Tipping the balance towards creating hurricanes and tornadoes will naturally counter the thermal effects of greenhouse gas emissions.
Hurricanes and Tornadoes are natural global coolers. They transport energy from the earth’s surface to the upper atmosphere where it is more effectively radiated to space. They also provide a reflective cloud layer that reduces incident solar energy. Triggering tropical storms earlier in their season and at points further along their normal paths will create more hurricanes of lower intensity. This will result in a greeter area of tropical cloud cover, reducing the energy available for later storms as well as limiting storm strength by the counter-flow of adjacent storms. On a smaller scale, triggering tornadoes earlier in the daily thermal cycle of “Tornado Alley” will release the energy trapped near the ground before it builds the potential for extensive damage.
Hurricanes form naturally when ocean temperatures are locally warm enough to initiate convection that is organized into a vortex by the Coriolis Effect. The air’s acceleration over the sea surface increases the thermal energy transfer which cyclically increases the convection.
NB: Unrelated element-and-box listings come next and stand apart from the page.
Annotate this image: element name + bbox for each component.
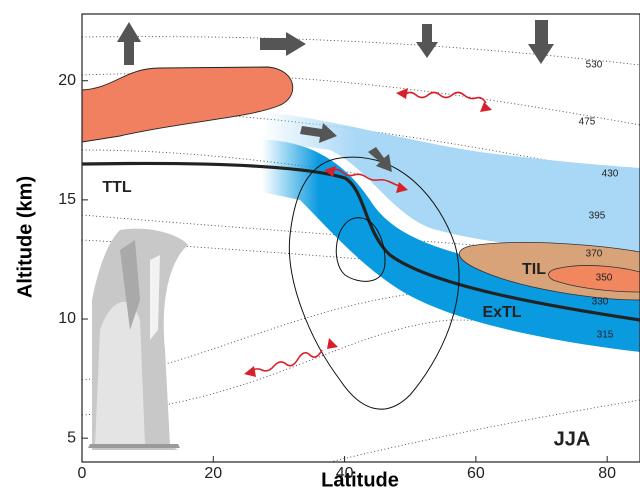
isentrope-label: 475 [579,117,596,128]
isentrope-label: 430 [602,169,619,180]
isentrope [82,37,640,65]
y-tick-label: 5 [67,429,76,446]
region-label: TTL [102,179,132,196]
x-tick-label: 40 [336,465,354,482]
region-label: TIL [522,261,546,278]
tropical-reservoir [82,67,293,142]
x-tick-label: 20 [204,465,222,482]
x-tick-label: 60 [467,465,485,482]
convective-cloud [88,229,188,450]
isentrope-label: 330 [592,297,609,308]
isentrope-label: 370 [586,249,603,260]
season-label: JJA [554,428,591,450]
isentrope-label: 530 [586,60,603,71]
x-tick-label: 0 [78,465,87,482]
y-tick-label: 10 [58,310,76,327]
isentrope-label: 395 [589,211,606,222]
region-label: ExTL [482,304,521,321]
x-axis-label: Latitude [321,469,399,490]
chart: Latitude Altitude (km) TTL ExTL TIL JJA … [0,0,640,490]
x-tick-label: 80 [598,465,616,482]
schematic [82,20,640,462]
isentrope-label: 350 [596,273,613,284]
isentrope-label: 315 [597,330,614,341]
y-tick-label: 20 [58,72,76,89]
y-axis-label: Altitude (km) [14,176,36,298]
y-tick-label: 15 [58,191,76,208]
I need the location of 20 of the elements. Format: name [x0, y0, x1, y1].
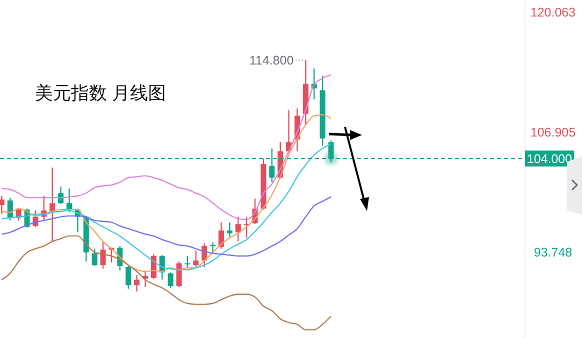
candlestick [134, 274, 140, 292]
y-tick-label: 106.905 [530, 125, 576, 140]
candlestick [184, 255, 190, 268]
candlestick [193, 250, 199, 268]
candlestick [0, 195, 4, 215]
candlestick [235, 216, 241, 242]
candlestick [218, 222, 224, 250]
candlestick [66, 188, 72, 213]
y-tick-label: 120.063 [530, 6, 576, 20]
text: 美元指数 月线图 [35, 83, 166, 103]
candlestick [126, 265, 132, 290]
ref-line-label: 104.000 [526, 152, 572, 166]
annotation: 114.800 [249, 54, 294, 68]
candlestick [176, 260, 182, 288]
candlestick [168, 272, 174, 288]
candlestick [100, 240, 106, 270]
candlestick [92, 248, 98, 267]
y-tick-label: 93.748 [534, 245, 572, 260]
candlestick [226, 222, 232, 238]
line-series [1, 235, 332, 330]
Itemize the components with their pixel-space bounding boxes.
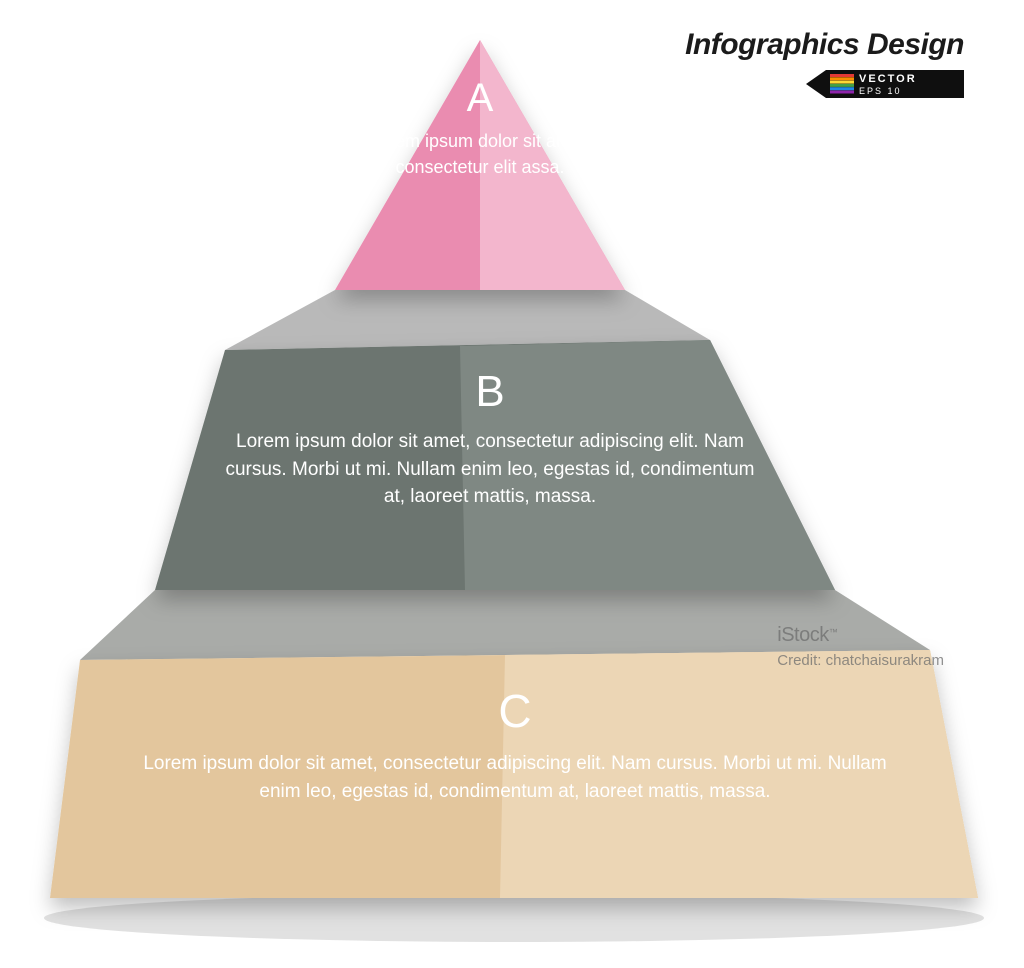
trademark-icon: ™ xyxy=(829,627,838,637)
watermark-brand: iStock xyxy=(777,624,828,646)
tier-b-letter: B xyxy=(220,370,760,414)
watermark-credit-label: Credit: xyxy=(777,652,821,669)
tier-c-letter: C xyxy=(130,688,900,734)
tier-a-text: A Lorem ipsum dolor sit amet, consectetu… xyxy=(360,78,600,180)
tier-a-letter: A xyxy=(360,78,600,118)
watermark: iStock™ Credit: chatchaisurakram xyxy=(777,620,944,673)
tier-b-body: Lorem ipsum dolor sit amet, consectetur … xyxy=(220,428,760,511)
watermark-credit-value: chatchaisurakram xyxy=(826,652,944,669)
tier-c-text: C Lorem ipsum dolor sit amet, consectetu… xyxy=(130,688,900,805)
infographic-canvas: Infographics Design VECTOR EPS 10 A Lore… xyxy=(0,0,1024,968)
tier-a-body: Lorem ipsum dolor sit amet, consectetur … xyxy=(360,128,600,180)
tier-b-text: B Lorem ipsum dolor sit amet, consectetu… xyxy=(220,370,760,511)
tier-c-body: Lorem ipsum dolor sit amet, consectetur … xyxy=(130,750,900,805)
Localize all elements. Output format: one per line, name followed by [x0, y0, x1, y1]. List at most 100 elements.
Triggering the process earlier in the season can be accomplished by locally increasing the water temperature using large black tarp combined with deflecting airfoils deployed about the tarp’s perimeter to initiate vorticity. This could also be accomplished at higher temperatures on a smaller physical scale through combustion and deflection vanes to create a “fire-nado” to get the storm started.
Tornadoes similarly form on a more local scale when the ground heats up through the course of a day and thermal energy gets trapped immediately above the ground by a cooler air cap above it. A “fire-nado” can trigger a small local tornado that dissipates trapped energy before a larger more dangerous tornado can be formed. Tornadoes can also be triggered by a more permanent local blacktop surface surrounded by vortex inducing deflectors.
Category of the action
Mitigation - What U.S. Federal Agencies can do to mitigate climate change
What actions do you propose?
Review climate conditions that are conducive to tornado formation. Determine candidate conditions, in areas of sparse population, for early starting of tornado.
Design “fire-nado” generation truck and develop deployment procedure
Deploy truck to candidate position in the US mid-west and activate to stimulate tornado formation.
Repeat daily for several weeks to determine effects upon natural tornado formation. If successful, determine location for permanent tornado generating facilities.
Similar action on much larger scale is need for hurricane generation. This would probably involve deployment of naval equipment such as aircraft carrier using jet engines and aircraft control surfaces to initiate tropical storms.
Who will take these actions?
NOAA, Woods Hole Oceanographic Institute
Where will these actions be taken?
Determination of candidate conditions would occur at NOAA or WHOI research lab.
Tornado deployment would occur in mid-west United States; "tornado alley".
Hurricane deployment would initially occur in Gulf of Mexico. This would limit triggered storm size as well as international liabilities.
How much will emissions be reduced or sequestered vs. business as usual levels?
This proposal is intended to counter the thermal effects of greenhouse gas emissions while other emission reducing strategies are implemented.
What are other key benefits?
Wind turbines placed outside the perimeter of a tornado generating facility would have a predictable daily airflow pattern. Tornadoes and hurricanes could be triggered to alleviate droughts
What are the proposal’s costs?
Tornado generator $10 Million
Hurricane generator $200 Million
Any damage caused by a “triggered” storm will be blamed on the entity creating the storm, regardless of the likelihood that a later, larger natural storm would cause more damage.
If successful as intended, this initiative would address the thermal detriment caused by greenhouse gas emission. It will It would not likely improve, and may exacerbate, the chemical impact of greenhouse gases (i.e. ocean acidification)
Short term for initial studies and deployments.
Mid term for permanent installations.
An earlier climate Co Lab proposal described an elaborate structure for "steering" hurricanes. While the intent was similar to this proposal, the design and construction of such a large device that would be deployed for every hurricane seems unfeasible.
The proposal is based upon basic understanding of meteorology from high school texts.